Gina M. Raimondo, Secretary of Commerce | Ballotpedia
The U.S. Department of Commerce's National Telecommunications and Information Administration (NTIA), in collaboration with several other bureaus within the department, has begun implementing a significant Internet routing security measure. This initiative is aimed at enhancing cybersecurity across the department and fulfills a key priority from the National Cybersecurity Strategy.
Internet routing security, which ensures that Internet traffic reaches its intended target, has been a concern for over two decades. In 2003, the White House acknowledged that Internet routing incidents posed a substantial risk of disrupting Internet service. Since then, agencies such as the National Institute of Standards and Technology (NIST), the Department of Homeland Security, and the Federal Communications Commission have collaborated with stakeholders to develop solutions and promote routing security.
However, in 2023, the Biden Harris Administration’s National Cybersecurity Strategy identified routing security as a “pervasive concern.” This is partly because despite being a large holder of Internet address resources, the U.S. government has a low adoption level of routing security.

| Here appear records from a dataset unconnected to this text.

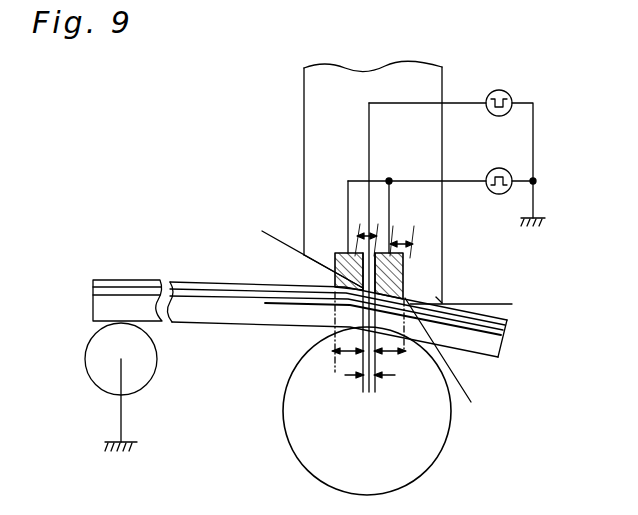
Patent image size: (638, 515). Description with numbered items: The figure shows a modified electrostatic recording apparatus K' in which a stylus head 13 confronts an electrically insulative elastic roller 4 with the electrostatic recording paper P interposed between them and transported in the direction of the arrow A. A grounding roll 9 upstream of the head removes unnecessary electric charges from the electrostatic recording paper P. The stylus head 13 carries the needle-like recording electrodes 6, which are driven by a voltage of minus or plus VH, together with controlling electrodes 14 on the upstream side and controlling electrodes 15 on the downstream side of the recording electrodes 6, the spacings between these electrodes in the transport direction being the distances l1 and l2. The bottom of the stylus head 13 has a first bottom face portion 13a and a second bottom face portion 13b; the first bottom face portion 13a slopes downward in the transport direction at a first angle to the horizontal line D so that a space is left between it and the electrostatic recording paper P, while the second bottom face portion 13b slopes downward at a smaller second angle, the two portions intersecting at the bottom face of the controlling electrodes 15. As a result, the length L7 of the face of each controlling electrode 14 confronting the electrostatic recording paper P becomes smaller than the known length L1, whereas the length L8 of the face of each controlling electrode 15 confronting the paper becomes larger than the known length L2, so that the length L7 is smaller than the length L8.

The stylus head 13 is at (302, 128).
The first bottom face portion 13a is at (315, 262).
The second bottom face portion 13b is at (466, 367).
The controlling electrodes 14 is at (303, 237).
The controlling electrodes 15 is at (400, 271).
The recording electrodes 6 is at (369, 141).
The grounding roll 9 is at (87, 362).
The elastic roller 4 is at (438, 455).
The horizontal line D is at (517, 303).
The transport direction arrow A is at (477, 337).
The electrostatic recording paper P is at (487, 359).
The electrostatic recording apparatus K' is at (561, 36).
The length of upstream controlling electrodes L1 is at (348, 349).
The length of downstream controlling electrodes L2 is at (386, 349).
The face length of upstream controlling electrodes L7 is at (361, 236).
The face length of downstream controlling electrodes L8 is at (398, 244).
The distance between upstream controlling electrodes and recording electrodes l1 is at (365, 378).
The distance between recording electrodes and downstream controlling electrodes l2 is at (372, 378).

In response to this concern, the National Cybersecurity Strategy urged federal agencies to implement routing security measures. NTIA has assisted in developing a model contract for other federal agencies to use when adopting routing security.
U.S. Deputy Secretary of Commerce Don Graves stated, “At the Department of Commerce, we are working hard to implement President Biden’s National Cybersecurity Strategy and make sure government websites are secure.” He added that this is due to two decades' worth of collaboration between the U.S. government and stakeholders in the Internet engineering community.
Alan Davidson, Assistant Secretary of Commerce for Communications and Information and NTIA Administrator, noted that "the National Cybersecurity Strategy called on the federal government to lead by example in implementing network routing security." He emphasized that today's actions demonstrate how NTIA has worked diligently with various partners to achieve this goal.
NTIA created Route Origin Authorizations (ROAs) that authenticate NTIA’s addresses as destinations found on the Department of Commerce’s network. ROAs protect against address hijacks, which can result in loss of service or interception of data. The Border Gateway Protocol (BGP) is the protocol by which networks announce they are a destination or a route to a destination.
NTIA has been working with stakeholders to advance federal routing security. It collaborated with the American Registry for Internet Numbers (ARIN), which provides tools to protect against address hijacks, and with Mutually Agreed Norms of Routing Security (MANRS), a project of the Internet Society and the Global Cyber Alliance.